Forward, through the sluice of parted waves and the creak as a sheetline tugged through a stiff block, the click of ivory dice and laughter drifted back as a sailhand finished a joke about a whore and a belaying pin. The talk turned to gossip. Someone else joined in comment that made laughingstock of Dakar's lame-brained effort to butt into Arithon's business.
'Coldcocked the interfering fool, right e
nough,' came the excited baritone of the bosun. 'You didn't see him? He's sprawled out flat beyond the aft companionway, senseless as a skinful of sausage. We've got us a wager that says he won't stir until the midnight change in the watch.'
The Mad Prophet mumbled another oath to the deck boards, though, in fact, he bore the sailhands small rancour. Rather, he wished he had a bet of his own on. The pull of the stars against his bludgeoned awareness showed he was awake against all the odds. The least he deserved was a round of winnings for his troubles since the pain scarcely let him keep breathing.
In natural complication, Arithon s'Ffalenn would have gone on to try the unthinkable.
The breath Dakar drew to fortify himself came burdened: the frost-clean bite of tienelle fumes trailed from the crack underneath the stern cabin's door. He understood he had no choice but to burst in and measure the extent of the damage. A dead prince was an altogether safer prospect than Arithon bound insane in a prescient trance while entangled in the geas of Desh-thiere's curse.
As if in response to that surge of jagged fear, something in the cabin crashed over to a scream of splintering wood.
Jolted to hurry, Dakar took a jelly-legged step and thumped into the door panel. The latch had been wedged from the far side and the key left turned in the lock.
'Dharkaron's Spear and Chariot!' Working magecraft in the pinch of a thumping headache was his particular hated pastime.

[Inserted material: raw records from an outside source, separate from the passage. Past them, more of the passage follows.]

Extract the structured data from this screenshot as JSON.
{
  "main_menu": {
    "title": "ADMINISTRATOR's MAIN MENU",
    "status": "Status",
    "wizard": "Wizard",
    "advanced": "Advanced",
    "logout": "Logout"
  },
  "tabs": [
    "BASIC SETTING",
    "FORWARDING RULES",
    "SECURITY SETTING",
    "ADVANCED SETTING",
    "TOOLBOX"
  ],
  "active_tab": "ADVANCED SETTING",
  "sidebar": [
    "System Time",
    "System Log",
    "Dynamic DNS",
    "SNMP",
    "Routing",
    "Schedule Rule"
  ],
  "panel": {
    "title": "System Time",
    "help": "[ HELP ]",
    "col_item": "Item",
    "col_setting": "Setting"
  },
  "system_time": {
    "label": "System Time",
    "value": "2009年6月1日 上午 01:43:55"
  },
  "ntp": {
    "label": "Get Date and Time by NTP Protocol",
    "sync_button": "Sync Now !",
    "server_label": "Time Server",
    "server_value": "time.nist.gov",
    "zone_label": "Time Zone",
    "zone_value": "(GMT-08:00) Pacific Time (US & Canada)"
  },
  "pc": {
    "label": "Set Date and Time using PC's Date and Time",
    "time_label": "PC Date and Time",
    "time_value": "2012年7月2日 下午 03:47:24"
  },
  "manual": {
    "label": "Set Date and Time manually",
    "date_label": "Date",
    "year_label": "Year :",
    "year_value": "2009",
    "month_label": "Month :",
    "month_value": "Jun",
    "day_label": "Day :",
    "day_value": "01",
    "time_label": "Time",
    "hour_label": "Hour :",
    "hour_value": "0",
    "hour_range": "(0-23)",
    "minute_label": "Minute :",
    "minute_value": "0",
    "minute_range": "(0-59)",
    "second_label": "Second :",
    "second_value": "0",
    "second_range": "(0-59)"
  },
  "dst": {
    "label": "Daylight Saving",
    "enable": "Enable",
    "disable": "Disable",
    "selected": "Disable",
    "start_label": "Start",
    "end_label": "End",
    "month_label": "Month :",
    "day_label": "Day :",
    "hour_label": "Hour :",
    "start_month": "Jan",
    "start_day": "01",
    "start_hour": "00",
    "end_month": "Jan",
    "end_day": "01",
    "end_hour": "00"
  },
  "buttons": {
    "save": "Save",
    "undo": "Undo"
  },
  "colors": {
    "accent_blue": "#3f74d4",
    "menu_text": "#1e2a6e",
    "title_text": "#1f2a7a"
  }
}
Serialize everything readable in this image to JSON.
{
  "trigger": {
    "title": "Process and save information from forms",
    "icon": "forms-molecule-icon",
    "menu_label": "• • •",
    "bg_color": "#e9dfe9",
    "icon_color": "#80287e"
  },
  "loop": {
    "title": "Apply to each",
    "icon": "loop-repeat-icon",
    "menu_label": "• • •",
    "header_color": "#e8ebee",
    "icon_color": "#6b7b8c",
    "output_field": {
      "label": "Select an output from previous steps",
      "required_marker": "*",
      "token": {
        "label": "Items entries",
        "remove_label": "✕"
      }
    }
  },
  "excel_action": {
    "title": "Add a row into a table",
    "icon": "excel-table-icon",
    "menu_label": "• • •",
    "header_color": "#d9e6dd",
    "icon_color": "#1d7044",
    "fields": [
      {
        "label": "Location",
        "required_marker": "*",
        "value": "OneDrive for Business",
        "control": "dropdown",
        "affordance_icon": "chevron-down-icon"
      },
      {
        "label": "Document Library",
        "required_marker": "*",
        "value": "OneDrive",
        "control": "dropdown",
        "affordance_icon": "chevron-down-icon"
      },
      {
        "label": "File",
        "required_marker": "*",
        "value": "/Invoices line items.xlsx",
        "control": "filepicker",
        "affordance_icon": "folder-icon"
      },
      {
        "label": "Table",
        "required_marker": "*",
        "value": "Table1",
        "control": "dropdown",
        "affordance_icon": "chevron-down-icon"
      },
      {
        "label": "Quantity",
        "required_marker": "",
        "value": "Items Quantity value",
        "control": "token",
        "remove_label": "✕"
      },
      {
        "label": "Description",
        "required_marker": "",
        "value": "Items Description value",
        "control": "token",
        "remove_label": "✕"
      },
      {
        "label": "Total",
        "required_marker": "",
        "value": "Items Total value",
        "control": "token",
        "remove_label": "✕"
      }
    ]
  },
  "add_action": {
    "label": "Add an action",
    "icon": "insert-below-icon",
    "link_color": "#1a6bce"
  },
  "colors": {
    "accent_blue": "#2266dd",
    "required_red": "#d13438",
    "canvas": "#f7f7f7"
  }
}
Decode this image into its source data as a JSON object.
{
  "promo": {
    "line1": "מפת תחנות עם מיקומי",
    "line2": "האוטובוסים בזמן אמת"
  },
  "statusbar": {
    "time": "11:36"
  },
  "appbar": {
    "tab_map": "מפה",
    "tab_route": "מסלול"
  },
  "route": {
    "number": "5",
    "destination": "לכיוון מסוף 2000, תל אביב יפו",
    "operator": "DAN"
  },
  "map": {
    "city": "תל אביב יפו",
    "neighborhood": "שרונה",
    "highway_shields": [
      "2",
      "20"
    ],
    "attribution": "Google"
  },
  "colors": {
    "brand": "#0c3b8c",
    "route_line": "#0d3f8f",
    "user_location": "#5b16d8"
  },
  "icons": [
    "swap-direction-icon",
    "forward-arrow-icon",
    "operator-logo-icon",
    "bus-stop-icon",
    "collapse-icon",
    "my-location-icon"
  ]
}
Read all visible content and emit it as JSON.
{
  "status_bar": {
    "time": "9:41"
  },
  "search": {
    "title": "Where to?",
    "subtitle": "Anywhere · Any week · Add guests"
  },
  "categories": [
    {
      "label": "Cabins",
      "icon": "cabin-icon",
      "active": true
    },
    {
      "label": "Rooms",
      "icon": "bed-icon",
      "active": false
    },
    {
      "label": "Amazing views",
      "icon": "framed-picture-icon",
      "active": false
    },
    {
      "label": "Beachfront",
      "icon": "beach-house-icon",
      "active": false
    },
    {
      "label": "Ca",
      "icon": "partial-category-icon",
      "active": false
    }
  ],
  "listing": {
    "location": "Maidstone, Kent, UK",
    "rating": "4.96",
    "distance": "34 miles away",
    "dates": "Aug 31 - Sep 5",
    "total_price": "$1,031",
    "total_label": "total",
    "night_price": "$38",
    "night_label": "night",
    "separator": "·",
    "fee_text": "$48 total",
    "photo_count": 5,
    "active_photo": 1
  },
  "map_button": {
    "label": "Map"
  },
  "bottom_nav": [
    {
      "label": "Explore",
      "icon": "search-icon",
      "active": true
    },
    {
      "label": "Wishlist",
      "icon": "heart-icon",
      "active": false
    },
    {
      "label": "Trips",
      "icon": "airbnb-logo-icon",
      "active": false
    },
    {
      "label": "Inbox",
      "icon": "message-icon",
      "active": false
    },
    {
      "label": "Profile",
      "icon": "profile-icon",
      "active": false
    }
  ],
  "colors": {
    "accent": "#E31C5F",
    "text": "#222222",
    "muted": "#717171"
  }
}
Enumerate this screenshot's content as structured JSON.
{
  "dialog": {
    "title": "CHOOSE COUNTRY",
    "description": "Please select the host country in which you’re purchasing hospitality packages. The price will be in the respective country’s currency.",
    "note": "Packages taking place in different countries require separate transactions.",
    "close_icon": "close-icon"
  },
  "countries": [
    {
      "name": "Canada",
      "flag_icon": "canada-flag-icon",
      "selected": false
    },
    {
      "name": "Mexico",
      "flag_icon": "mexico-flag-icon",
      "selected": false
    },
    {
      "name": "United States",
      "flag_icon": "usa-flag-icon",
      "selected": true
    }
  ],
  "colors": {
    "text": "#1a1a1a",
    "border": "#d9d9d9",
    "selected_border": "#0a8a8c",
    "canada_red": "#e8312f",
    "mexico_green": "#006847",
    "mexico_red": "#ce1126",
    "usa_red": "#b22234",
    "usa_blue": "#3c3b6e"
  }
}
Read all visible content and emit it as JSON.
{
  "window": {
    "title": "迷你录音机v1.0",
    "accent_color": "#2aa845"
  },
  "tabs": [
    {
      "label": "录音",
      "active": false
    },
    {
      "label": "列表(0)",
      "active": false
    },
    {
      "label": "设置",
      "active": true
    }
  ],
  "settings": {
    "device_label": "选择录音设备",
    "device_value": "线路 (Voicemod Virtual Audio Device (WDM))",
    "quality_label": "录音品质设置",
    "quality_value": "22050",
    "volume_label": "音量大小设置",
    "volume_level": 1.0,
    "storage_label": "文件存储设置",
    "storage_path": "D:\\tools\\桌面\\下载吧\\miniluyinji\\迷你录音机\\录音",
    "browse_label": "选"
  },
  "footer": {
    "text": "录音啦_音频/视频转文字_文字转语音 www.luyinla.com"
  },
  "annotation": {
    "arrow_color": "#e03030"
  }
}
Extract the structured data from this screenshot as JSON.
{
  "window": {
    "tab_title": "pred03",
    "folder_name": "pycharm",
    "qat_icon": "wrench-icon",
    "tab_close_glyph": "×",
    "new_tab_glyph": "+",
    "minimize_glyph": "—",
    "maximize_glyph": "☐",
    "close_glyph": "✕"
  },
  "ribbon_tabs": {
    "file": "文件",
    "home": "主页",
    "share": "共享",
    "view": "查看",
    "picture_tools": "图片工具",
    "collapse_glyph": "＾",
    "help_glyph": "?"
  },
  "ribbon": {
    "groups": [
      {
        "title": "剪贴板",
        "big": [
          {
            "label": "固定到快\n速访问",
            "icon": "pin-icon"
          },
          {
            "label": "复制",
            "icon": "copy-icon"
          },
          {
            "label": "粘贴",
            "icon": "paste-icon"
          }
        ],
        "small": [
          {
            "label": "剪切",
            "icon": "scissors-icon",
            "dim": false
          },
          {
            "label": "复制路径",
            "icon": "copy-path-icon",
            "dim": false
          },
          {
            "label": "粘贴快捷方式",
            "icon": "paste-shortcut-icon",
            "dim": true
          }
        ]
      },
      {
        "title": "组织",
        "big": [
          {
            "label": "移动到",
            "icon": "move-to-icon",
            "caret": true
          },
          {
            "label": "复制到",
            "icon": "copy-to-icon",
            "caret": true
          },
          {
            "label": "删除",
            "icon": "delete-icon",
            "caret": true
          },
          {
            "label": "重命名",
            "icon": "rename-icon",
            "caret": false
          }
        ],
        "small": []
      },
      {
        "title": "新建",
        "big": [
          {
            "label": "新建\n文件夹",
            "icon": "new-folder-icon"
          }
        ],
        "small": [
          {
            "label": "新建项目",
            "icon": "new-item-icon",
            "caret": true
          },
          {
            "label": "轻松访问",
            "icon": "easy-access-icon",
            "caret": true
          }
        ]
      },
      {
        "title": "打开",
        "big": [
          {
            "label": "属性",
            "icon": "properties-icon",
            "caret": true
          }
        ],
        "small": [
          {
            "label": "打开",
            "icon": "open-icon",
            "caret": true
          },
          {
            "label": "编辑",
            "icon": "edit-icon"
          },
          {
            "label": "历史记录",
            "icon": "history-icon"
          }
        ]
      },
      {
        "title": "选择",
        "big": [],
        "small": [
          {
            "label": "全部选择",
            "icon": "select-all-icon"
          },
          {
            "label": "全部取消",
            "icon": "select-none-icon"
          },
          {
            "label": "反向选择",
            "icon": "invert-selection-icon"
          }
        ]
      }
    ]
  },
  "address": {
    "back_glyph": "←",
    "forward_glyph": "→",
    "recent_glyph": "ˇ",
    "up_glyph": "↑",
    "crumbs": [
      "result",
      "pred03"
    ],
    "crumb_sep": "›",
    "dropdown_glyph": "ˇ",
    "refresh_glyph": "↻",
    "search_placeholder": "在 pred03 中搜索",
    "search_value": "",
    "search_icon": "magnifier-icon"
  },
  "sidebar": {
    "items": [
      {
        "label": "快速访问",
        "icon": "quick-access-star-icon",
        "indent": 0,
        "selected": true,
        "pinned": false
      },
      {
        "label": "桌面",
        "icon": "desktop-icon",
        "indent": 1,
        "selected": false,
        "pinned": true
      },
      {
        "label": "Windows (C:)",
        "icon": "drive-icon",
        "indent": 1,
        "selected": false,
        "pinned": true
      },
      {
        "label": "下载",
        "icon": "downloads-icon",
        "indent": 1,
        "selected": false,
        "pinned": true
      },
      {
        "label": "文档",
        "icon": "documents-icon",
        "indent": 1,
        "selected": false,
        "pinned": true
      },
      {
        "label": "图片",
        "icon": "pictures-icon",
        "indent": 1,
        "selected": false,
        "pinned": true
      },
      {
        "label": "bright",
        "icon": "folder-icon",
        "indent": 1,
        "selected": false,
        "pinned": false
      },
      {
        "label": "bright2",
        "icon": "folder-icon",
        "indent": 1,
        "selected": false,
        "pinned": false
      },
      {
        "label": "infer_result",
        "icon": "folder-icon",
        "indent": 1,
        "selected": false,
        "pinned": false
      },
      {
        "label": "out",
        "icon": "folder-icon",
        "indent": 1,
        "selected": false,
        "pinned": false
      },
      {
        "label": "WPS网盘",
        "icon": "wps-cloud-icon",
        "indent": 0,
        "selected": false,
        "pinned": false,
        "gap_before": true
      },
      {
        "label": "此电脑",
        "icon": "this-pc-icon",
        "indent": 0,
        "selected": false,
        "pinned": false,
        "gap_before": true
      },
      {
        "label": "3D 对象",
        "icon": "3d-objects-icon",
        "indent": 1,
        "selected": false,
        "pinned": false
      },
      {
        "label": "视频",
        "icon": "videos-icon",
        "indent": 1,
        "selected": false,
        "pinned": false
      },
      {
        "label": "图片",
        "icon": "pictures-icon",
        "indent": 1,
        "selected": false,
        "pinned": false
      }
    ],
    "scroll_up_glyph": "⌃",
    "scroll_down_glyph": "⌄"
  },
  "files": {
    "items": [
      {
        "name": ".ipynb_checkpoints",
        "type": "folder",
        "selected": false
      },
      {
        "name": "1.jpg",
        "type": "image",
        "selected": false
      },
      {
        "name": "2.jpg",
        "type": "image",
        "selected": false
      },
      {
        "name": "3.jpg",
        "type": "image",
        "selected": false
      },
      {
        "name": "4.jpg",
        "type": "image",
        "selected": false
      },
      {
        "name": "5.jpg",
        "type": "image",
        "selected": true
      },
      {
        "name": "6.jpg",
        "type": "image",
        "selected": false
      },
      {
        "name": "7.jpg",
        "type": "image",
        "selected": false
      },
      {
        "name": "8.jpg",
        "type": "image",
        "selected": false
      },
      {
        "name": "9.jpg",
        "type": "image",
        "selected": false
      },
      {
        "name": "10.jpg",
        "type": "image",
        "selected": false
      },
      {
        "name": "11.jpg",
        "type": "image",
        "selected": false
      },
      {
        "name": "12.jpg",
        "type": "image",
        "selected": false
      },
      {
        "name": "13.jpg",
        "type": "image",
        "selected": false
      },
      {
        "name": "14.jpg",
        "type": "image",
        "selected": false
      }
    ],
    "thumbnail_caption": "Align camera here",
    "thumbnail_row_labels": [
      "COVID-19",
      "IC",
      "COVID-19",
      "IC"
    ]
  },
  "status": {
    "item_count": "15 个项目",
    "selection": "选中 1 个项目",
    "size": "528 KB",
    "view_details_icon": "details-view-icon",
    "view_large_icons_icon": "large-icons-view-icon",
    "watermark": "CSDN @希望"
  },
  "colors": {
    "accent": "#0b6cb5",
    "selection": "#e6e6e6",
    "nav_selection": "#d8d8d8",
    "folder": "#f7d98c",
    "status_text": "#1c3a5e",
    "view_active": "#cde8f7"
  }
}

His palms printed sweat marks on the varnish as he leaned on the lintel alongside the fastenings. He moaned, shut his eyes, then let his awareness filter like fingers of light through the layered grain of the wood. Fused within its substance, Dakar sensed the kissed warmth of summer and the rainfall that had nourished the cut tree. Against the airy grace of its substance, the latch stood out, a bright cry of resonance wrought screaming in hammer strokes and forge fire. The pin was brass, and had been braced with a rolled leather map case. The hides of its making, to mage-sense, still reeked of the stock pens where the bullock had been slaughtered before skinning.